For 3 years, it ran in the Greeley Tribune. Since then, it has run in various subsidiaries of the Douglas County News Press. I still have most of my columns in digital format.
For many years, I only gave myself one rule: try to work the word "library" into every piece. My intent was to think in public about just what librarianship means at the end of the 20th century and beginning of the 21st.
There have been many advantages for me. I found that putting library plans out in front of the public, and getting feedback about them, helped me make better decisions. Sometimes, I found that it was very difficult for me to describe those plans or policies -- the kind of thing that makes me realize that they might not be good ideas after all. The weekly discipline of explaining my profession to the public keeps me more mindful, more honest. It also has provided steady visibility for the library and its issues.
October 16, 2002 - Wanted: Non-Library Users
This is like the old joke: would all those people not here, please raise their hands?
The library is looking to do a special kind of focus group. In our jargon, it is a "non-user" study. In brief, we want to pull together at least two groups of ten people (one group of adults, one of teens) that do not use the library. That is, they don't have cards, they don't use our website, they don't stop by for meetings.
Then we want to ask these people, in their separate groups, to talk about how come.
There are several reasons for our curiosity.
First, like any other business, we want to improve our marketing. Library staff have a deeply held belief that we have something for everybody. But we are also aware that people are busy, too busy, sometimes, to find out about all the wonderful things going on in their own back yards. How can we get the word out better than we do now?
Second, also like other businesses, we need to know if there's some barrier to our services that we should be doing something about. For instance, is there a tremendous, pent-up demand for library service on Friday or Saturday nights? Do we need early morning commuter hours?
Third, we are deeply interested in trends.
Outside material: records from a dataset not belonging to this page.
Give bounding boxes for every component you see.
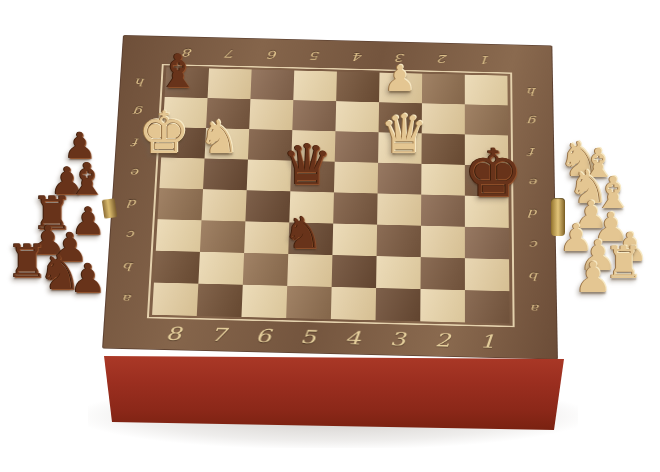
piece-dark-king-e1[interactable]: ♚: [460, 141, 526, 207]
square-h4[interactable]: [336, 72, 379, 103]
square-g4[interactable]: [335, 101, 379, 132]
top-label-2: 2: [439, 52, 449, 65]
piece-dark-queen-e5[interactable]: ♛: [279, 137, 335, 193]
square-a4[interactable]: [331, 287, 376, 320]
square-d8[interactable]: [158, 188, 203, 220]
square-g6[interactable]: [249, 99, 293, 130]
left-label-h: h: [136, 76, 146, 88]
square-d3[interactable]: [377, 193, 421, 225]
square-c1[interactable]: [465, 227, 509, 260]
piece-white-queen-f3[interactable]: ♛: [377, 108, 431, 162]
square-c8[interactable]: [156, 219, 202, 252]
square-b7[interactable]: [198, 252, 244, 285]
square-g5[interactable]: [292, 100, 336, 131]
square-a2[interactable]: [420, 289, 465, 322]
square-b3[interactable]: [376, 256, 421, 289]
left-label-e: e: [130, 166, 139, 178]
square-a7[interactable]: [197, 284, 243, 317]
bottom-label-1: 1: [479, 330, 495, 351]
top-label-1: 1: [481, 53, 491, 66]
right-label-h: h: [528, 85, 537, 97]
bottom-label-4: 4: [345, 327, 361, 348]
square-b4[interactable]: [332, 255, 377, 288]
square-h1[interactable]: [465, 75, 508, 106]
square-e3[interactable]: [378, 163, 422, 195]
coords-top-numbers: 87654321: [167, 41, 508, 70]
square-c3[interactable]: [377, 225, 421, 258]
square-h2[interactable]: [422, 74, 465, 105]
square-e2[interactable]: [421, 164, 465, 196]
right-label-f: f: [530, 145, 536, 157]
square-f4[interactable]: [335, 131, 379, 162]
left-label-a: a: [122, 291, 132, 304]
bottom-label-3: 3: [390, 328, 406, 349]
top-label-6: 6: [268, 48, 278, 61]
top-label-7: 7: [226, 47, 236, 60]
square-c4[interactable]: [332, 224, 377, 257]
bottom-label-2: 2: [435, 329, 451, 350]
top-label-4: 4: [354, 50, 364, 63]
captured-dark-pawn-10[interactable]: ♟: [68, 258, 108, 298]
left-label-d: d: [128, 197, 138, 210]
left-label-b: b: [124, 259, 134, 272]
right-label-a: a: [531, 301, 540, 314]
piece-dark-knight-c5[interactable]: ♞: [281, 211, 325, 255]
piece-white-pawn-h3[interactable]: ♟: [382, 61, 418, 97]
piece-dark-bishop-h8[interactable]: ♝: [155, 48, 201, 94]
right-label-e: e: [529, 176, 538, 189]
square-b5[interactable]: [287, 254, 332, 287]
coords-bottom-numbers: 87654321: [150, 319, 510, 355]
top-label-5: 5: [311, 49, 321, 62]
right-label-d: d: [529, 206, 539, 219]
square-c7[interactable]: [200, 220, 245, 253]
square-c2[interactable]: [421, 226, 465, 259]
square-a5[interactable]: [286, 286, 331, 319]
captured-white-pawn-11[interactable]: ♟: [572, 257, 614, 299]
square-h7[interactable]: [208, 68, 252, 99]
bottom-label-7: 7: [210, 324, 227, 345]
square-d2[interactable]: [421, 195, 465, 227]
square-a8[interactable]: [152, 283, 198, 316]
square-h6[interactable]: [250, 69, 294, 100]
box-front-side: [96, 352, 572, 434]
square-a6[interactable]: [241, 285, 287, 318]
square-a1[interactable]: [465, 290, 510, 323]
square-a3[interactable]: [376, 288, 421, 321]
square-g1[interactable]: [465, 104, 508, 135]
square-b1[interactable]: [465, 258, 509, 291]
square-d4[interactable]: [333, 192, 377, 224]
bottom-label-8: 8: [165, 323, 182, 344]
square-b2[interactable]: [420, 257, 464, 290]
left-label-c: c: [127, 228, 136, 241]
piece-white-king-f8[interactable]: ♚: [135, 104, 193, 162]
right-label-g: g: [528, 115, 537, 127]
right-label-c: c: [530, 238, 538, 251]
right-label-b: b: [530, 269, 540, 282]
piece-white-knight-f7[interactable]: ♞: [196, 114, 242, 160]
bottom-label-5: 5: [300, 326, 316, 347]
square-h5[interactable]: [293, 70, 337, 101]
square-b8[interactable]: [154, 251, 200, 284]
bottom-label-6: 6: [255, 325, 272, 346]
square-b6[interactable]: [243, 253, 288, 286]
square-e4[interactable]: [334, 162, 378, 194]
square-d7[interactable]: [201, 189, 246, 221]
scene: 87654321 87654321 hgfedcba hgfedcba ♝♚♞♟…: [0, 0, 660, 472]
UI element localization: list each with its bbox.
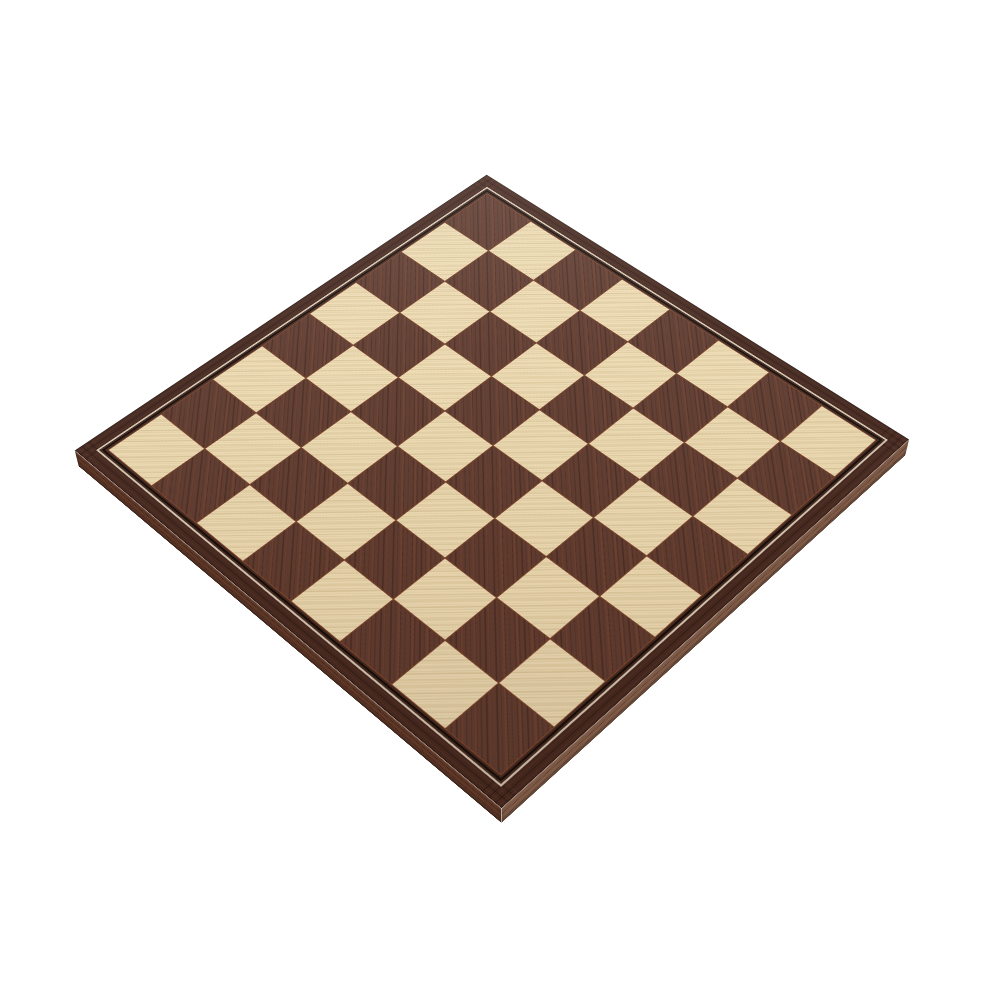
board-square: [600, 556, 701, 637]
board-square: [547, 518, 646, 596]
board-square: [250, 448, 346, 521]
board-square: [446, 684, 553, 774]
board-square: [738, 442, 834, 514]
board-square: [152, 449, 249, 522]
frame-grain-bottom: [75, 438, 521, 809]
board-square: [291, 560, 393, 641]
board-square: [396, 482, 494, 557]
board-square: [348, 447, 444, 520]
board-field: [109, 194, 875, 774]
board-frame: [75, 175, 909, 809]
board-square: [694, 479, 792, 554]
board-square: [641, 443, 737, 516]
board-square: [595, 480, 693, 555]
board-square: [345, 521, 445, 599]
board-square: [197, 485, 295, 561]
board-square: [499, 640, 604, 727]
chess-board: [75, 175, 909, 809]
board-square: [446, 599, 549, 683]
board-square: [297, 484, 395, 559]
product-photo-stage: [0, 0, 1000, 1000]
board-square: [543, 444, 639, 517]
board-square: [393, 641, 498, 728]
board-square: [243, 522, 343, 600]
board-square: [497, 558, 598, 639]
board-square: [341, 600, 444, 684]
board-square: [648, 517, 747, 595]
board-square: [495, 481, 593, 556]
board-square: [551, 597, 654, 681]
frame-grain-right: [481, 427, 909, 808]
board-square: [394, 559, 495, 640]
board-square: [446, 446, 542, 519]
board-square: [446, 519, 546, 597]
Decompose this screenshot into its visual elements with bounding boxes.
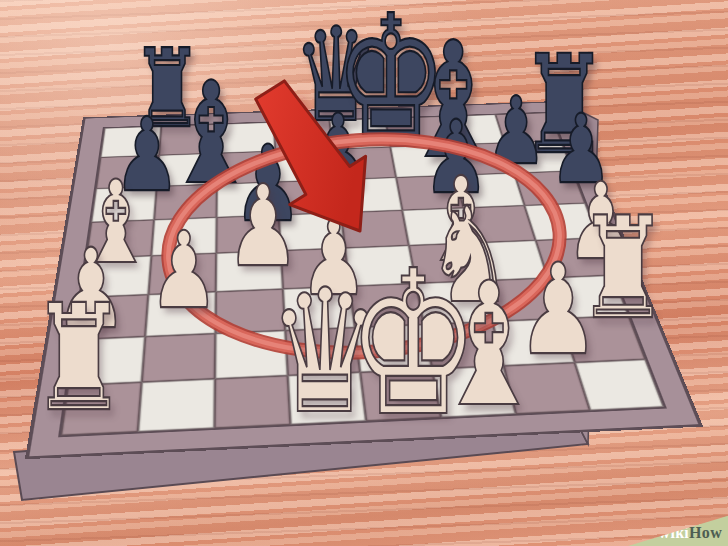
square-b2[interactable] (142, 334, 216, 383)
white-rook-a1[interactable]: ♜ (30, 285, 128, 432)
white-king-e1[interactable]: ♚ (347, 244, 480, 444)
square-b1[interactable] (138, 379, 215, 432)
white-pawn-b3[interactable]: ♟ (149, 217, 219, 323)
watermark-how: How (689, 524, 722, 541)
scene: ♜♛♚♝♟♜♟♟♝♟♟♟♝♟♝♟♟♟♟♞♜♟♜♛♚♝ wikiHow (0, 0, 728, 546)
black-pawn-d6[interactable]: ♟ (305, 102, 371, 201)
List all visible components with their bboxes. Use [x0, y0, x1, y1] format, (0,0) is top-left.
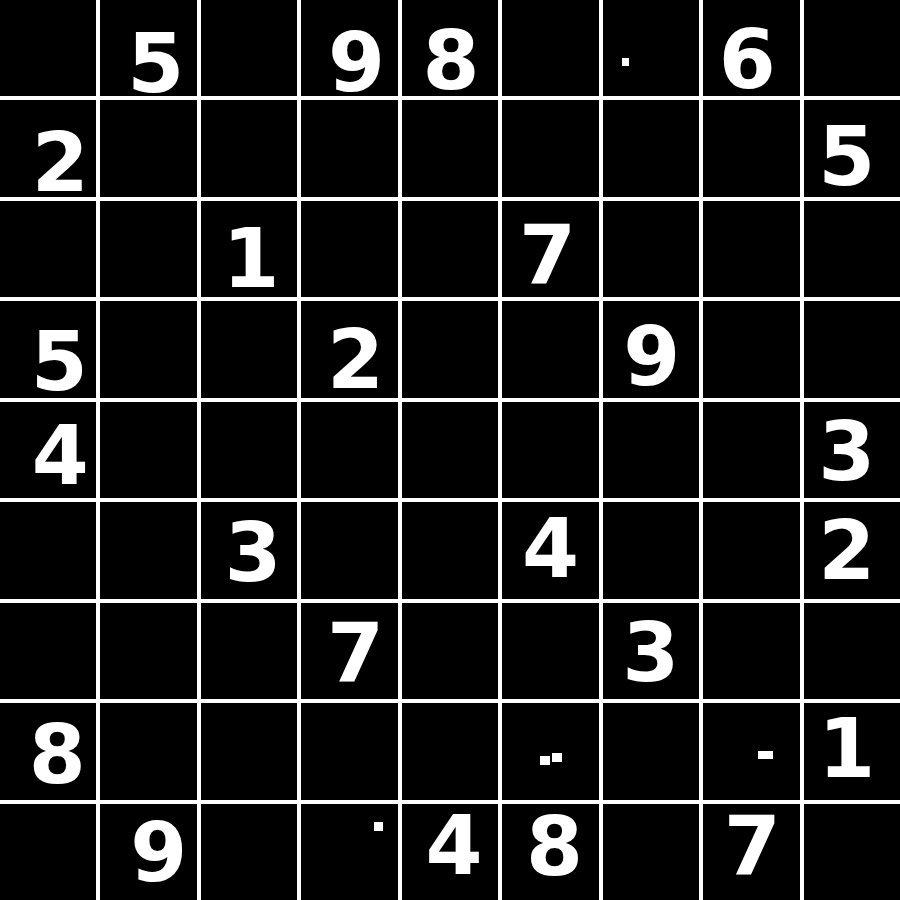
cell-r9c3[interactable] — [201, 804, 297, 900]
cell-r4c5[interactable] — [402, 301, 498, 397]
given-digit: 9 — [328, 22, 385, 104]
cell-r7c4[interactable]: 7 — [301, 603, 397, 699]
cell-r2c5[interactable] — [402, 100, 498, 196]
cell-r2c4[interactable] — [301, 100, 397, 196]
cell-r9c1[interactable] — [0, 804, 96, 900]
given-digit: 2 — [327, 319, 384, 401]
cell-r5c6[interactable] — [502, 402, 598, 498]
cell-r5c4[interactable] — [301, 402, 397, 498]
cell-r9c5[interactable]: 4 — [402, 804, 498, 900]
cell-r5c7[interactable] — [603, 402, 699, 498]
given-digit: 5 — [818, 116, 875, 198]
cell-r6c1[interactable] — [0, 502, 96, 598]
cell-r8c3[interactable] — [201, 703, 297, 799]
dash-artifact — [758, 751, 773, 759]
given-digit: 8 — [29, 714, 86, 796]
given-digit: 1 — [818, 708, 875, 790]
given-digit: 8 — [422, 20, 479, 102]
cell-r7c5[interactable] — [402, 603, 498, 699]
cell-r4c4[interactable]: 2 — [301, 301, 397, 397]
cell-r2c7[interactable] — [603, 100, 699, 196]
cell-r3c3[interactable]: 1 — [201, 201, 297, 297]
given-digit: 7 — [724, 806, 781, 888]
given-digit: 3 — [225, 512, 282, 594]
cell-r7c1[interactable] — [0, 603, 96, 699]
cell-r9c9[interactable] — [804, 804, 900, 900]
cell-r4c6[interactable] — [502, 301, 598, 397]
cell-r2c8[interactable] — [703, 100, 799, 196]
cell-r5c5[interactable] — [402, 402, 498, 498]
sudoku-board: 598625175294334273819487 — [0, 0, 900, 900]
cell-r4c8[interactable] — [703, 301, 799, 397]
cell-r3c5[interactable] — [402, 201, 498, 297]
given-digit: 4 — [32, 415, 89, 497]
cell-r9c4[interactable] — [301, 804, 397, 900]
cell-r9c2[interactable]: 9 — [100, 804, 196, 900]
speck-artifact — [552, 753, 562, 762]
cell-r8c8[interactable] — [703, 703, 799, 799]
cell-r8c4[interactable] — [301, 703, 397, 799]
cell-r9c6[interactable]: 8 — [502, 804, 598, 900]
cell-r6c3[interactable]: 3 — [201, 502, 297, 598]
cell-r6c2[interactable] — [100, 502, 196, 598]
given-digit: 2 — [818, 510, 875, 592]
cell-r2c3[interactable] — [201, 100, 297, 196]
cell-r1c4[interactable]: 9 — [301, 0, 397, 96]
given-digit: 5 — [31, 321, 88, 403]
cell-r4c7[interactable]: 9 — [603, 301, 699, 397]
cell-r2c6[interactable] — [502, 100, 598, 196]
given-digit: 1 — [223, 218, 280, 300]
cell-r3c1[interactable] — [0, 201, 96, 297]
cell-r1c3[interactable] — [201, 0, 297, 96]
cell-r3c6[interactable]: 7 — [502, 201, 598, 297]
cell-r5c2[interactable] — [100, 402, 196, 498]
given-digit: 3 — [818, 411, 875, 493]
given-digit: 7 — [519, 215, 576, 297]
cell-r5c3[interactable] — [201, 402, 297, 498]
speck-artifact — [540, 756, 550, 765]
cell-r7c3[interactable] — [201, 603, 297, 699]
cell-r4c1[interactable]: 5 — [0, 301, 96, 397]
cell-r5c9[interactable]: 3 — [804, 402, 900, 498]
cell-r1c5[interactable]: 8 — [402, 0, 498, 96]
cell-r3c7[interactable] — [603, 201, 699, 297]
cell-r2c1[interactable]: 2 — [0, 100, 96, 196]
cell-r9c7[interactable] — [603, 804, 699, 900]
cell-r7c8[interactable] — [703, 603, 799, 699]
given-digit: 8 — [526, 806, 583, 888]
cell-r9c8[interactable]: 7 — [703, 804, 799, 900]
sudoku-screenshot: 598625175294334273819487 — [0, 0, 900, 900]
given-digit: 2 — [32, 122, 89, 204]
cell-r8c6[interactable] — [502, 703, 598, 799]
cell-r6c7[interactable] — [603, 502, 699, 598]
cell-r7c6[interactable] — [502, 603, 598, 699]
cell-r3c4[interactable] — [301, 201, 397, 297]
cell-r5c8[interactable] — [703, 402, 799, 498]
cell-r1c9[interactable] — [804, 0, 900, 96]
cell-r1c8[interactable]: 6 — [703, 0, 799, 96]
cell-r6c5[interactable] — [402, 502, 498, 598]
given-digit: 4 — [425, 805, 482, 887]
given-digit: 9 — [623, 316, 680, 398]
given-digit: 3 — [622, 612, 679, 694]
cell-r6c9[interactable]: 2 — [804, 502, 900, 598]
cell-r2c2[interactable] — [100, 100, 196, 196]
cell-r1c1[interactable] — [0, 0, 96, 96]
cell-r4c2[interactable] — [100, 301, 196, 397]
cell-r6c4[interactable] — [301, 502, 397, 598]
cell-r1c2[interactable]: 5 — [100, 0, 196, 96]
cell-r8c5[interactable] — [402, 703, 498, 799]
cell-r8c9[interactable]: 1 — [804, 703, 900, 799]
cell-r4c9[interactable] — [804, 301, 900, 397]
cell-r8c1[interactable]: 8 — [0, 703, 96, 799]
given-digit: 9 — [130, 812, 187, 894]
cell-r3c8[interactable] — [703, 201, 799, 297]
given-digit: 4 — [522, 508, 579, 590]
given-digit: 6 — [719, 19, 776, 101]
cell-r7c9[interactable] — [804, 603, 900, 699]
cell-r7c2[interactable] — [100, 603, 196, 699]
cell-r7c7[interactable]: 3 — [603, 603, 699, 699]
cell-r2c9[interactable]: 5 — [804, 100, 900, 196]
cell-r3c2[interactable] — [100, 201, 196, 297]
cell-r1c7[interactable] — [603, 0, 699, 96]
cell-r5c1[interactable]: 4 — [0, 402, 96, 498]
cell-r6c6[interactable]: 4 — [502, 502, 598, 598]
cell-r6c8[interactable] — [703, 502, 799, 598]
cell-r3c9[interactable] — [804, 201, 900, 297]
cell-r8c7[interactable] — [603, 703, 699, 799]
cell-r8c2[interactable] — [100, 703, 196, 799]
speck-artifact — [374, 822, 383, 831]
cell-r4c3[interactable] — [201, 301, 297, 397]
speck-artifact — [622, 58, 629, 66]
cell-r1c6[interactable] — [502, 0, 598, 96]
given-digit: 7 — [327, 613, 384, 695]
given-digit: 5 — [127, 23, 184, 105]
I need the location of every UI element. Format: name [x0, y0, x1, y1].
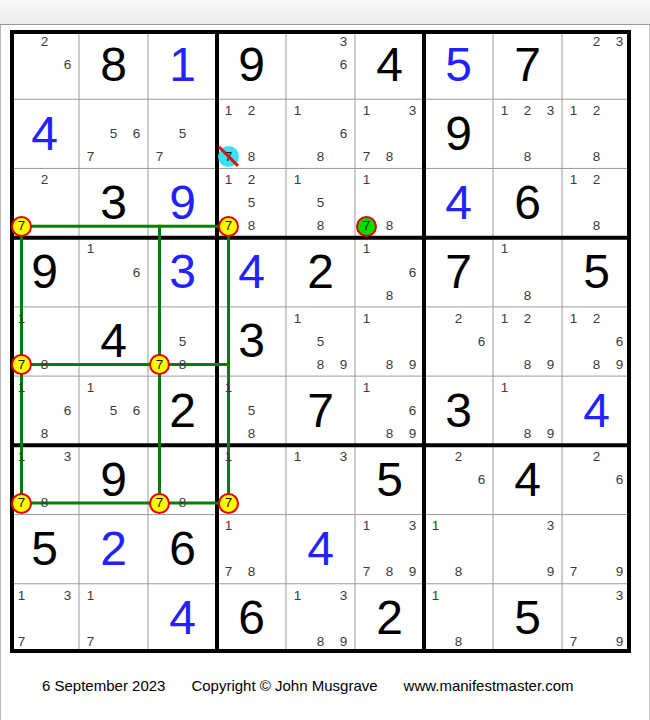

Public institutions, if they are to be worthy of the dollars invested of them, have to stay focused on their communities.
For example, we know that the rise of the Internet has had an effect on library use and services. But it's not the effect that some people predicted. We have found, and studies have shown both here and elsewhere, that when we added Internet terminals, all kinds of library use went UP.
That is, people came in to use the terminals, but found that this increased their interest in the world of print and video. They discovered the comfort and hominess of the environment. They met friends there.
But it's also the case that use of the Internet replaced some kinds of library use -- the quick answer kind.
But back to my request. If you, or someone you know, lives in a household where there are no active library cards, please call, or have them call either me, or my assistant, Patti Owen-DeLay, at 720-733-8624.
We're trying to set up the two focus groups on November 6. They will be held at the Highlands Ranch Library, although we're seeking representation from around the county.
The focus group for teens will run from 3:30 to 5:30 p.m. The adult focus group will run from 6:30 to 8:30. Participants will be paid, and will also get some snacks.
This is limited to residents of Douglas County, by the way.
So help us get out the word. When was the last time an organization offered you money to tell them why you weren't paying any attention to them?